Extended Services (subject to additional fees to be mutually agreed between the Parties) may be provided by APOMATIX. Mutually agreed Extended Services may include:
• Set-up and design of questionnaires, frameworks, templates
• Assessment or risk management services for scoring and providing treatments, advice, recommendations where appropriate on completed questionnaires and identified risks.
• Risk management, assessment, identification, scoring, recommendation of treatment of identified risks or gaps
• Remediation of identified risks or gaps
• Services requiring on-site visits whether assessment, training, testing or remediation outside the standard services listed above
• Additional services such as Cyber Insurance, vulnerability scanning, code review, penetration testing and other services provided via Apomatix or Apomatix Partners (third party suppliers).

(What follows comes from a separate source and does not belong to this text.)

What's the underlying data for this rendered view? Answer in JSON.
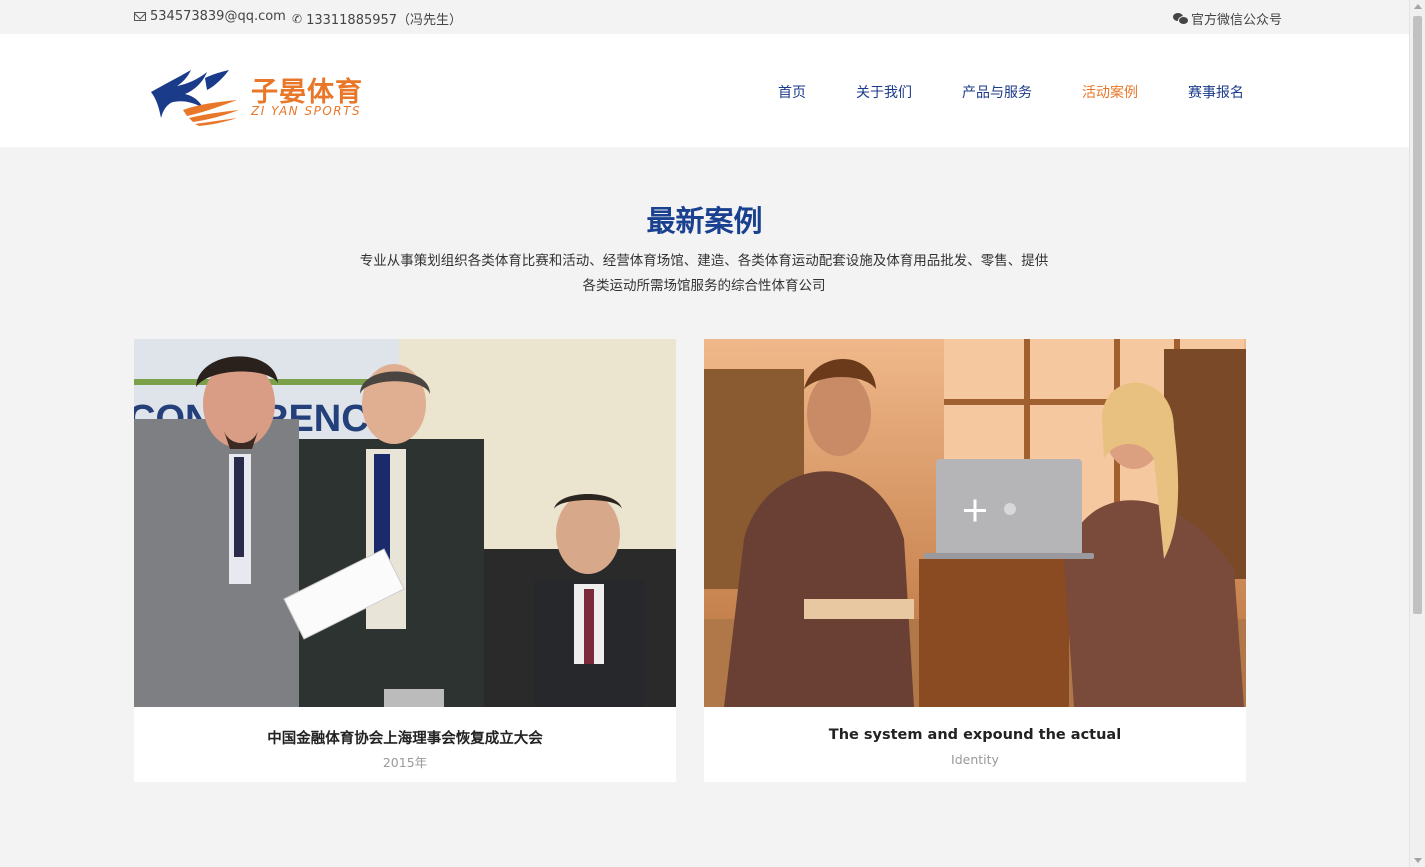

• Unless otherwise agreed in writing, Services do not include clarification, elaboration of content or content related matters, which are the responsibility.
• Clarification, elaboration of content or content related matters

The Client acknowledges that the services listed in Schedule 1 and consequent results are highly dependent on the timely responses and co-operation of the Client. The Client also acknowledges that certain questionnaires, questions, identification of risks and treatments depend on the answers, response quality and response timing of the Client, its end users and associated third-party supplier users of the Client.